Selain hal tersebut juga harus disepakati bersama-sama dengan anak hal-hal
teknis, seperti cara membangunkan sholat pada subuh hari, pelaksanaan
sholat diawal waktu, dan cara ayah bunda mengingatkan tentang sholat. Hal
ini penting dilakukan agar orang tua memiliki perjanjian dengan anak, shingga
waktu dalam proses pembangunan pembiasaan sholat terjadi resistensi,
orang tua tinggal meningingatkan kembali tentang kesepakatan bersama.

2. Simulasi

Dalam tahap ini, orang tua harus melakukan simulasi bersama buah hatinya.
Ayah atau bunda mempraktekan cara berwudhu, sholat tahap demi tahap,
terperinci, dan detail. Kemudian meminta anak melakukan seperti apa yang
kita lakukan, sehingga standard cara, gerakan wudhu dan sholat sama.
Lakukan ini secara berulang hingga sempurna.
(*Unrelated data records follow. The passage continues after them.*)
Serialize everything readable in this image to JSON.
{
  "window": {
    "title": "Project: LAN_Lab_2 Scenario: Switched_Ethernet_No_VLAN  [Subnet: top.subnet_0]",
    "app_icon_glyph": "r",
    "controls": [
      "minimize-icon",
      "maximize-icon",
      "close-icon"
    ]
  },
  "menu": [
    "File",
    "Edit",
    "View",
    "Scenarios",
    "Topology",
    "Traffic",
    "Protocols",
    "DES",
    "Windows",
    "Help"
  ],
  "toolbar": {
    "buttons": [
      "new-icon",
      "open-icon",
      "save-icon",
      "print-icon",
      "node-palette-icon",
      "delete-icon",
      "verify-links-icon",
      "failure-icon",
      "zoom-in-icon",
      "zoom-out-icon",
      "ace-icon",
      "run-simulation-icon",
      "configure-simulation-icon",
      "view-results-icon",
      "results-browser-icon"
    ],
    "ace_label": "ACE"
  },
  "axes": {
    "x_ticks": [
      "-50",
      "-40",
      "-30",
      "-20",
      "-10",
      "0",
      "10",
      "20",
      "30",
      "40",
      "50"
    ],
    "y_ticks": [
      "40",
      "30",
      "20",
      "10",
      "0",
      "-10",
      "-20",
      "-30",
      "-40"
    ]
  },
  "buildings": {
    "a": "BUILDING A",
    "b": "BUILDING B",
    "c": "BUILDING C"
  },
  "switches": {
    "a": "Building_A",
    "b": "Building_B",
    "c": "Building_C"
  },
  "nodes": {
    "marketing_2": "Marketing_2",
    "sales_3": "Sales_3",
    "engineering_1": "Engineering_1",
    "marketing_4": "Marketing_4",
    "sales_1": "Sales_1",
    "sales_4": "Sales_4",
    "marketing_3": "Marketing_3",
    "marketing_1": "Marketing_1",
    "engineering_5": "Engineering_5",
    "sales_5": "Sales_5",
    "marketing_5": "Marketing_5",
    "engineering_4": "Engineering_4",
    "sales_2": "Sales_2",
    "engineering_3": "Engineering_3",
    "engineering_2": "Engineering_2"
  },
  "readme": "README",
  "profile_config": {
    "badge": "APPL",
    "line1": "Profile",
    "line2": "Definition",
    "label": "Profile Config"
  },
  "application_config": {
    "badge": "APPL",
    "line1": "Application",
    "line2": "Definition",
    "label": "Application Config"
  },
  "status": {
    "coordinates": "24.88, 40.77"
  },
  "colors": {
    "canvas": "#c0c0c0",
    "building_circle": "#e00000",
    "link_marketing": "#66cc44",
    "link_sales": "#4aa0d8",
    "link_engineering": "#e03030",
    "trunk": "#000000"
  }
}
3. Menyiapkan Lingkungan yang Mendukung

Pastikan lingkungan fisik seperti tempat mengambil air wudhu mudah


dijangkau, tempat sholat, dan perlengkapannya mudah digapai oleh anak.
lingkungan sosial pun harus bisa mendukung kebiasaan ini dengan
menerimanya, bukan menyepelehkan, meremehkan atau bahkan mengejek.
Sampaikan kepada mereka yang terlibat dalam lingkungan interaski sosial
anak, bahwa si kecil sedang membangun kebiasaan sholat, jadi tolong
memberi dukungan dan motivasi padanya.

4. Memeberi Penghargaan

Pada saat awal pembangunan kebiasaan sholat, anak sangat membutuhkan


perhatian dan doronga berupa penghargaan. Dengan memberikan
penghargaan kepadanya setiap kali melakukan kebiasaan sholat, maka anak
akan termotivasi mengulanginya kembali tersebut.

5. Konsistensi

Target kita bukan hanya sebatas melakukan sholat, mengulanginya beberapa kali
atau saat ia ingat kemudian melakukannya, tapi pembiasaan sholat harus sampai
pada anak melakukannya secara otomatis dan merasa tidak nyaman jika tidak
melakukan kebiasaan tersebut. Hal itu bisa terjadi jika dilakukan dengan
kontinyu dan konsisten. Karena konsistensi adalah kunci utama dalam
membangun habit.

6. Evaluasi

Tahapan, proses, dan pelaksanaan telah dilakukan, sekarang saatnya


melakukan evaluasi terhadap hasil yang dituai. Lakukan evaluasi secara
berkala terhadap pembiasaan sholat yang sedang dilakukan. Jika dalam
pelaksanaan ada keberhasilan sesuai dengan harapan, syukuri. Namun jika
dalam proses belum sempurna, evaluasi dan lakukan perbaikan.